Hulga treats her artificial leg “as someone else would his soul, in private and with her eyes turned away.” She spends her life hiding it, and when the Bible Salesman wants to see it she at first refuses. When she does let him take it off, she is at her most vulnerable. It is no coincidence that at that same moment she experiences a fleeting spiritual awakening. The leg has come to represent her soul: it is what makes her unique, and it is what makes her vulnerable. Flannery O’Connor always wrote with an interest in the soul; regarding the leg, she said, “We’re presented with the fact that the Ph.D. is spiritually as well as physically crippled . . . and we perceive that there is a wooden part of her soul that corresponds to her wooden leg.” Just as Hulga’s vulnerability because of her missing leg caused her to get an artificial one, the lack of faith in her life caused her to fortify herself with philosophy. But Flannery O’Connor, a devout Christian, presents this as a tragic state of affairs: just as the Bible Salesman proves that Hulga is still physically vulnerable even with her artificial leg, O’Connor shows that Hulga’s spiritual state is still vulnerable despite her deep knowledge of philosophy and her cynical outlook. We can regard this “wooden part of her soul” as the part of Hulga that depends on philosophy and cynicism.

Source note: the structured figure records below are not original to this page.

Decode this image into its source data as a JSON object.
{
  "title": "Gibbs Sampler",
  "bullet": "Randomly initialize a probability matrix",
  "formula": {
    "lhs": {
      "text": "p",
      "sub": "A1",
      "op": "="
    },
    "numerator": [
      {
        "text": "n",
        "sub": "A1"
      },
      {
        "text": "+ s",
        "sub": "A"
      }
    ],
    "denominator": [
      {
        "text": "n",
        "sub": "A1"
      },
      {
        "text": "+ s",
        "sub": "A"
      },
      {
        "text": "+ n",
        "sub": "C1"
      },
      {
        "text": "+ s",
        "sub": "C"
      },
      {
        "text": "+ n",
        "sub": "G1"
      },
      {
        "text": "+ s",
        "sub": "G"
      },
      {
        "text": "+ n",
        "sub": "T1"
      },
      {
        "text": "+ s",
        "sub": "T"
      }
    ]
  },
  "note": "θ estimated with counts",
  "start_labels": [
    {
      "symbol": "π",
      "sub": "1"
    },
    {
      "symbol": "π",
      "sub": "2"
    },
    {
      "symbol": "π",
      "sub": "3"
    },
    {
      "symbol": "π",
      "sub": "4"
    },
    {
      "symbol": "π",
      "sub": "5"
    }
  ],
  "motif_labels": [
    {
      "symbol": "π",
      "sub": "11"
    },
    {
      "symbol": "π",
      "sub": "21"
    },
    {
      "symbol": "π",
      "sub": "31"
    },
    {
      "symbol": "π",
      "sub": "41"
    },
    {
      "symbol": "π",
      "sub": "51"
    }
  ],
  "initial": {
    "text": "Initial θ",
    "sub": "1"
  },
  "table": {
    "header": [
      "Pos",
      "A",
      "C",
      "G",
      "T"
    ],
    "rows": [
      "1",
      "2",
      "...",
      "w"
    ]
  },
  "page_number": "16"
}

The Artificial Leg Quotes in Good Country People
Mrs. Hopewell was certain that she had thought and thought and thought until she had hit upon the ugliest name in any language. Then she had gone and had the beautiful name, Joy, changed without telling her mother until after she had done it. Her legal name was Hulga.
She had a vision of the name working like the ugly sweating Vulcan who stayed in the furnace and to whom, presumably, the goddess had to come when called…
But she was as sensitive about the artificial leg as a peacock about his tail. No one ever touched it but her. She took care of it as someone else would his soul, in private and almost with her own eyes away.
She decided that for the first time in her life she was face to face with real innocence. This boy, with an instinct that came from beyond wisdom, had touched the truth about her. When after a minute, she said in a hoarse high voice, “All right,” it was like surrendering to him completely. It was like losing her own life and finding it again, miraculously, in his.